Most of the time, though, Griffin heads right toward the basket at full speed, often appearing to leap with only a hope that a shot presents itself. Then again, if one doesn't, he just gets the ball to the glass and pursues his own rebound. Often enough he gets it. As of week's end he's on pace to be the first rookie to average 20/10 since Elton Brand in 2000.

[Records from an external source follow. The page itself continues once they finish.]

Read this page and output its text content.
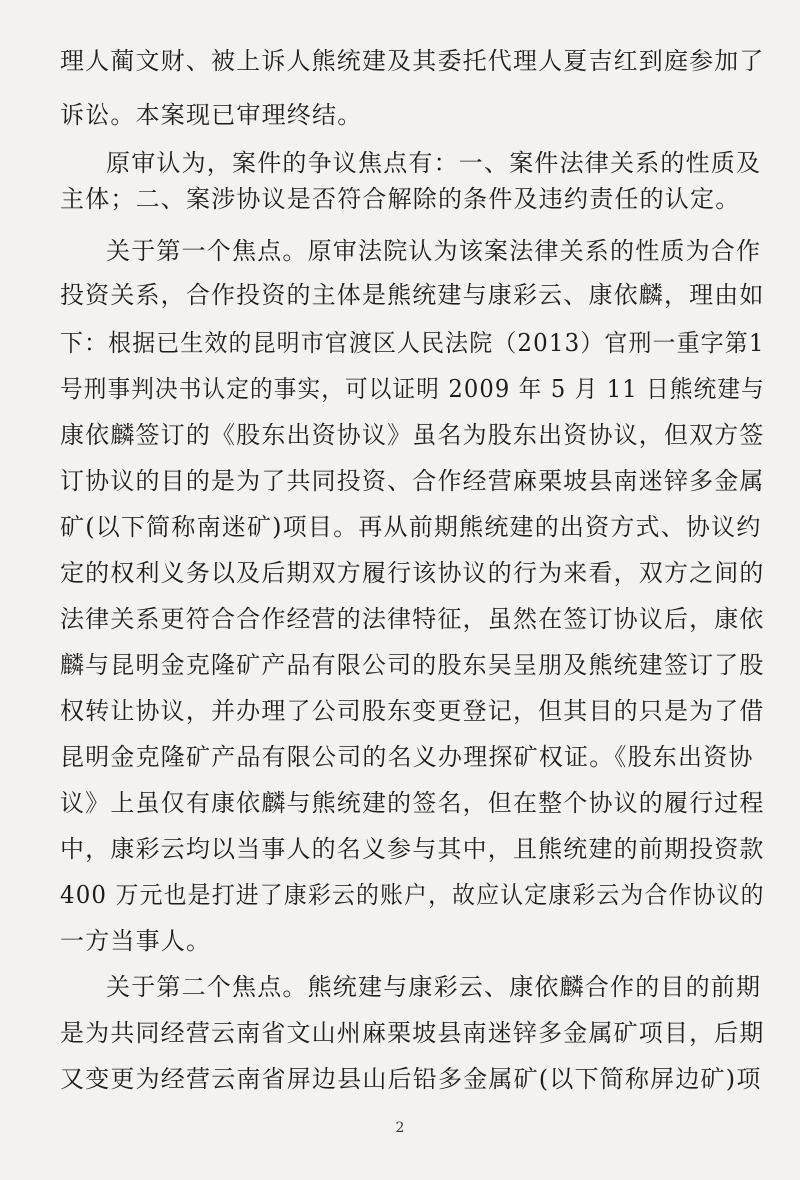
理人蔺文财、被上诉人熊统建及其委托代理人夏吉红到庭参加了
诉讼。本案现已审理终结。
原审认为，案件的争议焦点有：一、案件法律关系的性质及
主体；二、案涉协议是否符合解除的条件及违约责任的认定。
关于第一个焦点。原审法院认为该案法律关系的性质为合作
投资关系，合作投资的主体是熊统建与康彩云、康依麟，理由如
下：根据已生效的昆明市官渡区人民法院（2013）官刑一重字第1
号刑事判决书认定的事实，可以证明 2009 年 5 月 11 日熊统建与
康依麟签订的《股东出资协议》虽名为股东出资协议，但双方签
订协议的目的是为了共同投资、合作经营麻栗坡县南迷锌多金属
矿(以下简称南迷矿)项目。再从前期熊统建的出资方式、协议约
定的权利义务以及后期双方履行该协议的行为来看，双方之间的
法律关系更符合合作经营的法律特征，虽然在签订协议后，康依
麟与昆明金克隆矿产品有限公司的股东吴呈朋及熊统建签订了股
权转让协议，并办理了公司股东变更登记，但其目的只是为了借
昆明金克隆矿产品有限公司的名义办理探矿权证。《股东出资协
议》上虽仅有康依麟与熊统建的签名，但在整个协议的履行过程
中，康彩云均以当事人的名义参与其中，且熊统建的前期投资款
400 万元也是打进了康彩云的账户，故应认定康彩云为合作协议的
一方当事人。
关于第二个焦点。熊统建与康彩云、康依麟合作的目的前期
是为共同经营云南省文山州麻栗坡县南迷锌多金属矿项目，后期
又变更为经营云南省屏边县山后铅多金属矿(以下简称屏边矿)项
2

Griffin's preferred finish, of course, is above the rim, though he is more rigid than most in his definition of what qualifies as dunking on someone. "I only count the ones where the advantages are the same," he says. "You're both there, and you both have time to jump." (For the purposes of the NBA List, I have counted every time his dunk is contested by someone at close range; the Lifetime List is, by its nature, more of an exercise in approximation, with me playing the role of Jimmy Olsen to his heroics.) Though Griffin tries to remain stoic on the court, he admits he does enjoy the chalk outlining. "The best part is if you dunk on someone at home and they show it on the replay [screen]," he says. "You come back down the court, and the other team is trying to run a play, and the crowd is like, Ooooh!" And the bigger and badder the defender, the bigger the Ooooh. Which is why the player Griffin would most like to summit is Dwight Howard. (Given his choice of anyone in history, Griffin chooses Dikembe Mutombo because "he really took pride in shot-blocking, which would make it more rewarding.")

Against Minnesota, it first looks as if it might happen with just over four minutes left in the first quarter. Griffin cuts backdoor, and Baron Davis sees him and lofts an alley-oop. Sensing the moment, the crowd begins to rise. Only Griffin cannot quite reach around Minnesota center Darko Milicic and is forced instead to try to lay it in. From the rafters there comes a collective, regretful sigh.

This is understandable. There is a fleeting element to what we're witnessing from Griffin. After all, Ray Allen's jump shot is as pure now as it was 15 years ago. You've had many chances to see it live in person, and until Allen retires, you will have plenty more. Same for Kobe's late-game greatness and Steve Nash's clever passing. But what you are witnessing now from Griffin has an expiration date. Opponents are already beginning to play him more physically, trying to foul their way off a poster. And as Griffin gets older and his game evolves, he won't need to dunk as often, having become more cautious, just as Stoudemire and Jordan and Barkley and countless other once-reckless dunkers did. Your window to see him at his primal best could be five years, it could be two. Who knows?

So when it finally happens on this night, just before halftime, it is sweet. Griffin drives and flips up a bank shot past Milicic. The ball caroms off the side of the rim, and for the briefest of moments it appears that Love, stationed under the basket, will snare another board. Yet before he can rise high enough to corral the ball, Griffin has already landed, leaped again and violently dunked the rebound with two hands. Love, heretofore known as Victim #327, ends up grasping at air, his nose in the vicinity of Griffin's navel.

On the bench Anthony Tolliver tries to suppress a smile. He just got more company.